This SO question is now more than two years old. MySQL is an incredibly popular database engine, Python is an incredibly popular programming language, and Python 3 has been officially released two years ago, and was available even before that.
What's more, the whole
mysqldb module is just a layer translating Python's db-api to MySQL's API. It's not that big of a library.
I must be missing something here. How come almost* nobody in the entire open source community has spent the (I'm guessing) two weeks it takes to port this lib?
- Is Python 3 that unpopular?
- Is the combination of python and mysql not as common as I assume?
- Or maybe it's just a lot harder to port mysqldb than I assume?
Anyone know the inside story on this?
* Now I see that this guy has done it, which takes some of the wind out of my question, but it still seems to little and too late to make sense.

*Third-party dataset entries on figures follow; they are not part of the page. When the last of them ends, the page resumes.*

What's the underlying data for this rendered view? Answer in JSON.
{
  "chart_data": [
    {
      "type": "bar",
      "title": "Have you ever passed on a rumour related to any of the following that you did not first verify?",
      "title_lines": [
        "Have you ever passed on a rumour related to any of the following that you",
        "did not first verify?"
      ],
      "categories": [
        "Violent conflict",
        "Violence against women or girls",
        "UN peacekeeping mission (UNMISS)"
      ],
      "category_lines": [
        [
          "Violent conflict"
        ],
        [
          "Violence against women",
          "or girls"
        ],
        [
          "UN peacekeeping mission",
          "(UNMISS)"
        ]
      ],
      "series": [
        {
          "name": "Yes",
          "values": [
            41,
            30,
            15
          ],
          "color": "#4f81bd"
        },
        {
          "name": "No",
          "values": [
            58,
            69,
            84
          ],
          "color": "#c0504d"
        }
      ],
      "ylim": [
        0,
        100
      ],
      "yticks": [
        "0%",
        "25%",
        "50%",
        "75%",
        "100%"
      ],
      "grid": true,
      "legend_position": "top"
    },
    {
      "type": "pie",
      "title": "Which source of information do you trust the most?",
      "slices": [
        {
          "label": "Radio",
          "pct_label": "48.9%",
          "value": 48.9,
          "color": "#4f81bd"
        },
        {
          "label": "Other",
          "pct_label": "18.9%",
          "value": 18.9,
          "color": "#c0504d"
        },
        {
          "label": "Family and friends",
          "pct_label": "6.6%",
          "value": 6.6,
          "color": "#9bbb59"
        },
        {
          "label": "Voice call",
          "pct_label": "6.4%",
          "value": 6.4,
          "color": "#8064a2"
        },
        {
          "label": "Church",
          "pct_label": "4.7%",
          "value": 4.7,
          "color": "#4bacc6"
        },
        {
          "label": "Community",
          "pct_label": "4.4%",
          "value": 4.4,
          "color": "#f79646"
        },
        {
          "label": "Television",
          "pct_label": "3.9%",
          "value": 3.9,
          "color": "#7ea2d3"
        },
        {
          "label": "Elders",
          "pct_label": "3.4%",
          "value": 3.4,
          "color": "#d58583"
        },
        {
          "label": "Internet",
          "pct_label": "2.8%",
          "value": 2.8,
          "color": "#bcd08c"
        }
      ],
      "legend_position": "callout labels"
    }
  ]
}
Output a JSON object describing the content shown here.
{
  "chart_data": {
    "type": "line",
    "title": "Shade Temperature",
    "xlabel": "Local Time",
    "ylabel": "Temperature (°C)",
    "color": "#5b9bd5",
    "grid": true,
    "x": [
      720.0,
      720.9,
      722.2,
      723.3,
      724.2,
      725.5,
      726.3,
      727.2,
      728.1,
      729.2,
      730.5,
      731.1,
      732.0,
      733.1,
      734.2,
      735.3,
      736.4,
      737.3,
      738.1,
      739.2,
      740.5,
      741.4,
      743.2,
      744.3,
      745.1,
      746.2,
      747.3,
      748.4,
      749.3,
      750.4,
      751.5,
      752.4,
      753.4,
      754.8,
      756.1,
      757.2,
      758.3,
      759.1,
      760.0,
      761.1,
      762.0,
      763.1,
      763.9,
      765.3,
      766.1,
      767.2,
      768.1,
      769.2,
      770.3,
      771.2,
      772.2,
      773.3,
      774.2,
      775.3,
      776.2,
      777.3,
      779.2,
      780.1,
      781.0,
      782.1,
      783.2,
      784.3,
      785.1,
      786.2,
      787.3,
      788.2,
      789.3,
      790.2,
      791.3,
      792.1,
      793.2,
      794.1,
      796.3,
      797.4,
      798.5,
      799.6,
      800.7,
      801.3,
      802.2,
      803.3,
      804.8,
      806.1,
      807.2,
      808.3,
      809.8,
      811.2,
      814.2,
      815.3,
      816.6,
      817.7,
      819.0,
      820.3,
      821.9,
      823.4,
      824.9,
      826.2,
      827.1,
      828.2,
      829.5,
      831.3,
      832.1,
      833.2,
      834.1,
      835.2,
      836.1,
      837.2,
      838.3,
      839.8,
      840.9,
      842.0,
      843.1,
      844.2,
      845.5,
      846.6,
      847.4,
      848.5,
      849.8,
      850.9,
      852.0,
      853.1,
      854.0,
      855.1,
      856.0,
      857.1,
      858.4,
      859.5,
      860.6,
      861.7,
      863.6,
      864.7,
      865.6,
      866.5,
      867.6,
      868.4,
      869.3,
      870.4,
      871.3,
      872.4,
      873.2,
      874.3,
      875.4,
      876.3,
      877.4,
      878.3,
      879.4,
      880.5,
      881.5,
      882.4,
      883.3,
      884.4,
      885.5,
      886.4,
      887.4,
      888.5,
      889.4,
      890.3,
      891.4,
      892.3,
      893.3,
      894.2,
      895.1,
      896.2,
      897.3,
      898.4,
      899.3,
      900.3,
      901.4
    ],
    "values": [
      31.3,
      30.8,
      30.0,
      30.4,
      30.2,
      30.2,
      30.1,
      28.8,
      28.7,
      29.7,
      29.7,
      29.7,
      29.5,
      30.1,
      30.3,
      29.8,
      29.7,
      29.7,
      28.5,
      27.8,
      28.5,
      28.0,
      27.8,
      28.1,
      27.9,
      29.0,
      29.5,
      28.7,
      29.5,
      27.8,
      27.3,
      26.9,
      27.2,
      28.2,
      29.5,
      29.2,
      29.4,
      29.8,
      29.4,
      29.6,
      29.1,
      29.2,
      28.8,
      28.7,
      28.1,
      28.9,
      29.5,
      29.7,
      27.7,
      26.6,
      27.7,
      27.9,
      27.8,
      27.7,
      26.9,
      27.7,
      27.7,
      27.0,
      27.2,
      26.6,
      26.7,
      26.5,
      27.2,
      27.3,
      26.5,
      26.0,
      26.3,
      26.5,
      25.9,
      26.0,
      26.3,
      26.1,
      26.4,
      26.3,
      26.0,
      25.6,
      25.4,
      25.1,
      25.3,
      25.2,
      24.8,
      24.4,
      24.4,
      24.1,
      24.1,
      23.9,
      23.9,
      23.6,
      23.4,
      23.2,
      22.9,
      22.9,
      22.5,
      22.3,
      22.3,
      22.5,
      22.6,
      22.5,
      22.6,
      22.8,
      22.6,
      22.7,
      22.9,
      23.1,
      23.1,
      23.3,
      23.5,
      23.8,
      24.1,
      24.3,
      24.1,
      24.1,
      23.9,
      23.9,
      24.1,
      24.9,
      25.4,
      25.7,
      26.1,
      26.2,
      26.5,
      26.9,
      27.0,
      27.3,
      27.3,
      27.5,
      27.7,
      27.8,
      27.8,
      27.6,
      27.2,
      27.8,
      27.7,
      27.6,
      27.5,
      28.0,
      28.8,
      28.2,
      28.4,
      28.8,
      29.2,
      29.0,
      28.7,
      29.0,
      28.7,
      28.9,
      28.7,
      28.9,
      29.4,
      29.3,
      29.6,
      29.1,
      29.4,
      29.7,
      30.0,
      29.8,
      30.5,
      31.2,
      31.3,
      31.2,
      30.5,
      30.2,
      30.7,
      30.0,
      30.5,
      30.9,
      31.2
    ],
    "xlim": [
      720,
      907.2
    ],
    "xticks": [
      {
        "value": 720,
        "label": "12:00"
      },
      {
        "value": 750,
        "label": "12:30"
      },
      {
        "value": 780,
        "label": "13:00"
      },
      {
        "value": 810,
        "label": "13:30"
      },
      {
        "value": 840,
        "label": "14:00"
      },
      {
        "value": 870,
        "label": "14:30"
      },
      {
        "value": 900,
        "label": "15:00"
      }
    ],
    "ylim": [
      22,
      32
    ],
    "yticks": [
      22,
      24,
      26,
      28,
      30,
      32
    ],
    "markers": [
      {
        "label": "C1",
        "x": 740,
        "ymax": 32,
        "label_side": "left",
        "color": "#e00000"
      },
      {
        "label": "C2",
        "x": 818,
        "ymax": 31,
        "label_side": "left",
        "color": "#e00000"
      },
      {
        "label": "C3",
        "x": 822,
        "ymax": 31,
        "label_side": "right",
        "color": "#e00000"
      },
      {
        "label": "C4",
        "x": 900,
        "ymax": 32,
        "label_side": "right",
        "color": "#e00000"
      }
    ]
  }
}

EDIT: OK, I'm aware that the stock answers for these kind of questions cover this one as well. Patches welcome, scratch your itch, we don't work for you and we don't have the time, etc. I actually took a shot at porting this about a year ago, but it was my first time doing anything with Python C extensions, and I failed.
My point in writing this was not a plea for somebody to write it, but genuine curiosity: it seems that some much more complicated libraries have been ported to python 3 already, and in the poll for which libraries should be ported, mysqldb is not even nominated! That suggests that maybe (2) is the right answer.